Моя голова в отражении стекла продолжала жрать все, что попадалось на ее пути. Когда надоело поглощать мосты, дома, водоемы и ужами тянущиеся огни автомобильных фар, я обратил взор на небо. Одним махом, клацнув зубами, отправил в свою божественную утробу пассажирский самолет. И, не найдя более ничего подходящего, принялся закусывать звездами. Лишь луна никак не хотела проваливаться в меня и висела, недосягаемая, где-то внутри головы. Я продолжил свои сладостные грезы, которые через несколько секунд превратятся в реальность.

Я убил мужчин, женщин, потом стариков, в конце детей. Конечно же, никто из кафиров, вонючих тварей, по ошибке населяющих планету, не смог меня остановить: нож разрубил их героизм. Ходить скользко из-за стекшей на пол крови, смешанной с блевотиной. Но это не мешает добраться до двух баб, оставленных напоследок. Отрезаю им фалангу за фалангой, а когда у них вместо рук остаются обрубки, убиваю. Люблю так развлекаться во время пыток.

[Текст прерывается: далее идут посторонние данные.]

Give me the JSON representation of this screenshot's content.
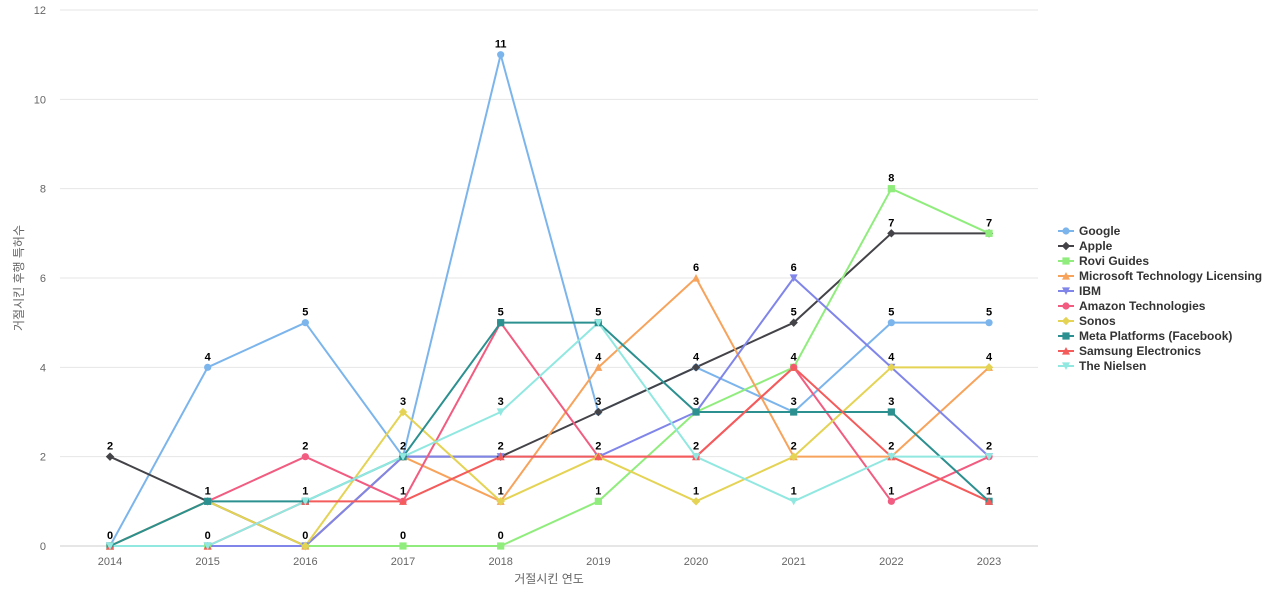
{
  "chart_data": {
    "type": "line",
    "title": "",
    "xlabel": "거절시킨 연도",
    "ylabel": "거절시킨 후행 특허수",
    "categories": [
      "2014",
      "2015",
      "2016",
      "2017",
      "2018",
      "2019",
      "2020",
      "2021",
      "2022",
      "2023"
    ],
    "ylim": [
      0,
      12
    ],
    "yticks": [
      0,
      2,
      4,
      6,
      8,
      10,
      12
    ],
    "grid": true,
    "legend_position": "right",
    "series": [
      {
        "name": "Google",
        "color": "#7cb5ec",
        "marker": "circle",
        "values": [
          0,
          4,
          5,
          2,
          11,
          3,
          4,
          3,
          5,
          5
        ]
      },
      {
        "name": "Apple",
        "color": "#434348",
        "marker": "diamond",
        "values": [
          2,
          1,
          0,
          2,
          2,
          3,
          4,
          5,
          7,
          7
        ]
      },
      {
        "name": "Rovi Guides",
        "color": "#90ed7d",
        "marker": "square",
        "values": [
          0,
          0,
          0,
          0,
          0,
          1,
          3,
          4,
          8,
          7
        ]
      },
      {
        "name": "Microsoft Technology Licensing",
        "color": "#f7a35c",
        "marker": "triangle",
        "values": [
          0,
          0,
          0,
          2,
          1,
          4,
          6,
          2,
          2,
          4
        ]
      },
      {
        "name": "IBM",
        "color": "#8085e9",
        "marker": "triangle-down",
        "values": [
          0,
          0,
          0,
          2,
          2,
          2,
          3,
          6,
          4,
          2
        ]
      },
      {
        "name": "Amazon Technologies",
        "color": "#f15c80",
        "marker": "circle",
        "values": [
          0,
          1,
          2,
          1,
          5,
          2,
          2,
          4,
          1,
          2
        ]
      },
      {
        "name": "Sonos",
        "color": "#e4d354",
        "marker": "diamond",
        "values": [
          0,
          1,
          0,
          3,
          1,
          2,
          1,
          2,
          4,
          4
        ]
      },
      {
        "name": "Meta Platforms (Facebook)",
        "color": "#2b908f",
        "marker": "square",
        "values": [
          0,
          1,
          1,
          2,
          5,
          5,
          3,
          3,
          3,
          1
        ]
      },
      {
        "name": "Samsung Electronics",
        "color": "#f45b5b",
        "marker": "triangle",
        "values": [
          0,
          0,
          1,
          1,
          2,
          2,
          2,
          4,
          2,
          1
        ]
      },
      {
        "name": "The Nielsen",
        "color": "#91e8e1",
        "marker": "triangle-down",
        "values": [
          0,
          0,
          1,
          2,
          3,
          5,
          2,
          1,
          2,
          2
        ]
      }
    ],
    "data_labels": [
      {
        "x": "2014",
        "text": "2",
        "value": 2
      },
      {
        "x": "2014",
        "text": "0",
        "value": 0
      },
      {
        "x": "2015",
        "text": "4",
        "value": 4
      },
      {
        "x": "2015",
        "text": "1",
        "value": 1
      },
      {
        "x": "2015",
        "text": "0",
        "value": 0
      },
      {
        "x": "2016",
        "text": "5",
        "value": 5
      },
      {
        "x": "2016",
        "text": "2",
        "value": 2
      },
      {
        "x": "2016",
        "text": "1",
        "value": 1
      },
      {
        "x": "2016",
        "text": "0",
        "value": 0
      },
      {
        "x": "2017",
        "text": "3",
        "value": 3
      },
      {
        "x": "2017",
        "text": "2",
        "value": 2
      },
      {
        "x": "2017",
        "text": "1",
        "value": 1
      },
      {
        "x": "2017",
        "text": "0",
        "value": 0
      },
      {
        "x": "2018",
        "text": "11",
        "value": 11
      },
      {
        "x": "2018",
        "text": "5",
        "value": 5
      },
      {
        "x": "2018",
        "text": "3",
        "value": 3
      },
      {
        "x": "2018",
        "text": "2",
        "value": 2
      },
      {
        "x": "2018",
        "text": "1",
        "value": 1
      },
      {
        "x": "2018",
        "text": "0",
        "value": 0
      },
      {
        "x": "2019",
        "text": "5",
        "value": 5
      },
      {
        "x": "2019",
        "text": "4",
        "value": 4
      },
      {
        "x": "2019",
        "text": "3",
        "value": 3
      },
      {
        "x": "2019",
        "text": "2",
        "value": 2
      },
      {
        "x": "2019",
        "text": "1",
        "value": 1
      },
      {
        "x": "2020",
        "text": "6",
        "value": 6
      },
      {
        "x": "2020",
        "text": "4",
        "value": 4
      },
      {
        "x": "2020",
        "text": "3",
        "value": 3
      },
      {
        "x": "2020",
        "text": "2",
        "value": 2
      },
      {
        "x": "2020",
        "text": "1",
        "value": 1
      },
      {
        "x": "2021",
        "text": "6",
        "value": 6
      },
      {
        "x": "2021",
        "text": "5",
        "value": 5
      },
      {
        "x": "2021",
        "text": "4",
        "value": 4
      },
      {
        "x": "2021",
        "text": "3",
        "value": 3
      },
      {
        "x": "2021",
        "text": "2",
        "value": 2
      },
      {
        "x": "2021",
        "text": "1",
        "value": 1
      },
      {
        "x": "2022",
        "text": "8",
        "value": 8
      },
      {
        "x": "2022",
        "text": "7",
        "value": 7
      },
      {
        "x": "2022",
        "text": "5",
        "value": 5
      },
      {
        "x": "2022",
        "text": "4",
        "value": 4
      },
      {
        "x": "2022",
        "text": "3",
        "value": 3
      },
      {
        "x": "2022",
        "text": "2",
        "value": 2
      },
      {
        "x": "2022",
        "text": "1",
        "value": 1
      },
      {
        "x": "2023",
        "text": "7",
        "value": 7
      },
      {
        "x": "2023",
        "text": "5",
        "value": 5
      },
      {
        "x": "2023",
        "text": "4",
        "value": 4
      },
      {
        "x": "2023",
        "text": "2",
        "value": 2
      },
      {
        "x": "2023",
        "text": "1",
        "value": 1
      }
    ]
  }
}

Я спрятал багаж подальше, дабы не запачкать кровью. Встал и пошел за ножом. Шел мимо пассажиров, которые даже не догадывались, что приговорены. Открыл дверь, за которой находились две проводницы, и подобрал нужное лезвие, чтобы исполнить задуманное. А потом вынырнул из ледяной воды. Это первое, что я помню. Не запомнился ни удар о воду, ни всплытие на поверхность. Полное пробуждение наступило позже. Но в тот момент не было возможности понять, почему, направляясь к проводницам за ножом, я оказался в этой влаге, холод которой пронзал до костного мозга. Скорее всего, шок был тому причиной. Ну а что же еще?